Özgüven düşüklüğünün aksi olan yüksek özgüven hissinin da birtakım zorluklar oluşturduğunu kaydeden Uzman Klinik Psikolog Solin Çekin, “Günümüzün rekabetçi iş temposu ve aile fertlerinin ‘mükemmel ebeveyn’ olma dilekleri üzere sebeplerle birçok bireyde çok özgüven oluşmaya başlayabilmektedir.” ihtarında bulundu.
Yanlış ebeveyn tavırlarına dikkat!
Kişinin çocukluk devrinde daima ailesi tarafından ‘en eksiksiz sensin, senden daha yeterlisi yok’ telaffuzlarına maruz kalmışsa, ‘çocuğumuz kendine güvensin’ mottosu ile olumlu ya da olumsuz her fikri onaylanmışsa kişinin öteki zıt uçtaki yüksek özgüven hissinin beslendiğinin kaydeden Uzman Klinik Psikolog Solin Çekin, “Böylece kişi olduğundan daha üst biriymiş üzere davranabiliyor. Olaylara ve bireylere karşı objektifliğini kaybedebiliyor. Kural tanımayabiliyor veya burnunun dikine giderek her vakit bildiği o gerçek kararın peşinden gidebiliyor.” diye konuştu.
Dünya çapında yapılan birtakım çalışmalarda yüksek özgüvenin şahıslara verdiği zararın ortaya konulduğunu tabir eden Solin Çekin, “BBC’nin bin 700 kişi üzerinde yapmış olduğu bir çalışma sonucu yayınladığı ‘fazla özgüvenli olmanın tehlikeleri’ isimli makalede, erkeklerin yüzde 38’i bir kartalı, yüzde 23’ü bir kobrayı, yüzde 6’sı ise bir ayıyı yenebileceğini belirtiyor. Bunun dışında Yeni Zelanda’da yapılan bir diğer araştırmada ise iştirakçilerin yizde 20’si bir uçağı takviye almadan yere indirebileceklerini tabir ediyorlar. Birebir iştirakçilere bir pilotun uçağı yere indirdiği 3 dakikalık kısa bir görüntü izletiliyor lakin görüntü içerisinde pilotun ne yaptığı tam olarak muhakkak olmuyor ve görüntüyü izleyen pilotlar da görüntü içeriğinde uçak kullanmaya dair rastgele bir bilgi olmadığını belirtiyorlar. Sonuç ise enteresan bir formda yüzde 20’den yüzde 30’a yükseliyor. Bu datalar bizlere artık ‘bir mevzu hakkında bilgimiz olmadan fikir beyan etmemizden de öte aksiyona de geçebilecek riskte özgüven sahibi olunduğunu’ gösteriyor. Münasebetiyle çok özgüven birçok vakit tehlike algısına dair muhakeme yapılamamasına sebep olabiliyor.” diye konuştu.

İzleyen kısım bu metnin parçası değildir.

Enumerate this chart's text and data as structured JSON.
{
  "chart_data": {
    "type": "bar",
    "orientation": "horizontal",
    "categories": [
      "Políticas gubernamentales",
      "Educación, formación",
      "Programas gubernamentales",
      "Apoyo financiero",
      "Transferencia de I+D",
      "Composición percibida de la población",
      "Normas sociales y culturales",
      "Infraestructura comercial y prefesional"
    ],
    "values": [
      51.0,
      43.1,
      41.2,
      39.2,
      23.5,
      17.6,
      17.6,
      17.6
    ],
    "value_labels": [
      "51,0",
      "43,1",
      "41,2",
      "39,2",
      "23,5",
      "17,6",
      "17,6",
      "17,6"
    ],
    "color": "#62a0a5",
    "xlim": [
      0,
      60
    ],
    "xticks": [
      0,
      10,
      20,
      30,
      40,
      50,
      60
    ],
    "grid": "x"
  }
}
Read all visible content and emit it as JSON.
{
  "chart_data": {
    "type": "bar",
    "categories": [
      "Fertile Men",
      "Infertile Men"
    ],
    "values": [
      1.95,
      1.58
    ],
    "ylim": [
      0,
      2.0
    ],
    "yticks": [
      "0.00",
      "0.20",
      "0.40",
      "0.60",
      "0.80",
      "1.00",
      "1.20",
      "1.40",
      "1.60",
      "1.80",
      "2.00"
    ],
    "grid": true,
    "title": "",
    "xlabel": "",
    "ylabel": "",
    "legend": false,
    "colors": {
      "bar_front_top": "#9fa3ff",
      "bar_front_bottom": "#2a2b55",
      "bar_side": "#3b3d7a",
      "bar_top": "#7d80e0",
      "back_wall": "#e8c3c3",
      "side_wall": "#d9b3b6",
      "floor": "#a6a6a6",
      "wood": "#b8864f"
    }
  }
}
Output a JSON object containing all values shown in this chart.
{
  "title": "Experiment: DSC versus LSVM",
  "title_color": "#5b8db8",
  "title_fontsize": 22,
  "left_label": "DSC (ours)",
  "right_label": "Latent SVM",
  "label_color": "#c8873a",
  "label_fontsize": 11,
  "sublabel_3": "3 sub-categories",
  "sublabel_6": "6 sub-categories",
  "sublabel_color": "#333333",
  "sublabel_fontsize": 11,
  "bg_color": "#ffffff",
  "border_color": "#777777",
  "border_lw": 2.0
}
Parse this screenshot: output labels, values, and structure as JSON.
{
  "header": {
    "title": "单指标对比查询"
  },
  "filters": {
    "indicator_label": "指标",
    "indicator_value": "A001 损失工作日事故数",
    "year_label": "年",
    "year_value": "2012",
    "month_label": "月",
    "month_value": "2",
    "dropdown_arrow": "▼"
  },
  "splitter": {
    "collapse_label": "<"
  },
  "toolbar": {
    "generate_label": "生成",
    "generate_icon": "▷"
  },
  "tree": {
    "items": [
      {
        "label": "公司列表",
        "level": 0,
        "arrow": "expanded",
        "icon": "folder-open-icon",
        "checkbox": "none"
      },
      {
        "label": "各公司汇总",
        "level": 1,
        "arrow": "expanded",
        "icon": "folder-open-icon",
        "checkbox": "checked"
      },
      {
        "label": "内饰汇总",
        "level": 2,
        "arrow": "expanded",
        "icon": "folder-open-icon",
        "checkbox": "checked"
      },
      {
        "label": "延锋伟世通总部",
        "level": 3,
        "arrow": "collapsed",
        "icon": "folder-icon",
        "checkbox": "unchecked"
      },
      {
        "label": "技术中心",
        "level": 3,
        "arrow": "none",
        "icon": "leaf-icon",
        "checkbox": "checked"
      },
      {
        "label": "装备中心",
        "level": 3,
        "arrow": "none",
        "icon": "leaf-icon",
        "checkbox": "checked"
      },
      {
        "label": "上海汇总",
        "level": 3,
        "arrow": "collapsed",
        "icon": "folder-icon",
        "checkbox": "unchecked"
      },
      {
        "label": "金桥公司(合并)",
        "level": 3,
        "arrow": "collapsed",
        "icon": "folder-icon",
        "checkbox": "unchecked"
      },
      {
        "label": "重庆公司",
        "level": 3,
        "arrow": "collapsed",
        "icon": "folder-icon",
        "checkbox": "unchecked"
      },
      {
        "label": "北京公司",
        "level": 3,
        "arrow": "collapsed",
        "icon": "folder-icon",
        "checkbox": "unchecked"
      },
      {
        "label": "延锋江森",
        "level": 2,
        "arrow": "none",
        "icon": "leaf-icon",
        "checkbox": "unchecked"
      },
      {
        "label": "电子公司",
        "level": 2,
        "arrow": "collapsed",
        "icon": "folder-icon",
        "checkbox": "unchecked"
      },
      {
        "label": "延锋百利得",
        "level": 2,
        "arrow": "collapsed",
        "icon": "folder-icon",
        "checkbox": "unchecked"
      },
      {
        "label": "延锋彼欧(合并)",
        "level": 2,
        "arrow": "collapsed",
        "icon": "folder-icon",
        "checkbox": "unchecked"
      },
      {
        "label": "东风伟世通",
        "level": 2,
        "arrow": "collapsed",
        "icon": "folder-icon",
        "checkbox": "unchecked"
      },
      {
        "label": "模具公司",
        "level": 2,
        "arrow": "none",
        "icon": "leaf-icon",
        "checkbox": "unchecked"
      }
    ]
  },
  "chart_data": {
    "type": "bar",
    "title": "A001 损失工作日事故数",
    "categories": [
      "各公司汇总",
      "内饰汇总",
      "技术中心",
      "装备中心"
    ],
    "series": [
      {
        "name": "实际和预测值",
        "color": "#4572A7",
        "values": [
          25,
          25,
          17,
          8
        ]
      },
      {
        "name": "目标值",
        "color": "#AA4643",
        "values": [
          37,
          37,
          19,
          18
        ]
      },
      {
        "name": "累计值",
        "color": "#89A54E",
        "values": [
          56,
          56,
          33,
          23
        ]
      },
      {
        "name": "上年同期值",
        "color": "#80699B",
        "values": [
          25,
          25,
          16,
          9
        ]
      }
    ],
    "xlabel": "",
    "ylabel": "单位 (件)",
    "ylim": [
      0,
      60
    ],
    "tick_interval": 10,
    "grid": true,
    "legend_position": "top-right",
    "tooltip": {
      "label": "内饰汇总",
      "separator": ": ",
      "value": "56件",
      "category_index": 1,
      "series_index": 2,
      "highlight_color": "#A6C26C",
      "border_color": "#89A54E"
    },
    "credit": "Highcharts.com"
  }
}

Uzman Klinik Psikolog Solin Çekin, bir öteki değerli noktanın ise çok özgüvenin bir hastalık belirtisi ya da kişilik bozukluğu belirtisi olabileceği üzere bilhassa iki uçlu duygu-durum bozukluğunun bir ucu olan ‘mani dönemi’ni de akıllara getirdiğini söyledi. Çekin, “Bu periyot kişinin çok özgüven içerisinde, gücünün yüksek, çok konuşkan, uyku ihtiyacının az olduğu belirtilerle kendini gösterebilmektedir.” dedi.
Her iki uç durumda da dayanak alınmalıdır
Uzman Klinik Psikolog Solin Çekin, düşük özgüvende dayanak alınmasının değerine işaret ederek “Burada psikoterapiler çok değerli bir yer tutmaktadır. Önerildiği üzere çok özgüven içerisinde olan bireylerin de tıbbi dayanak alması kesinlikle önerilmektedir.” diye konuştu.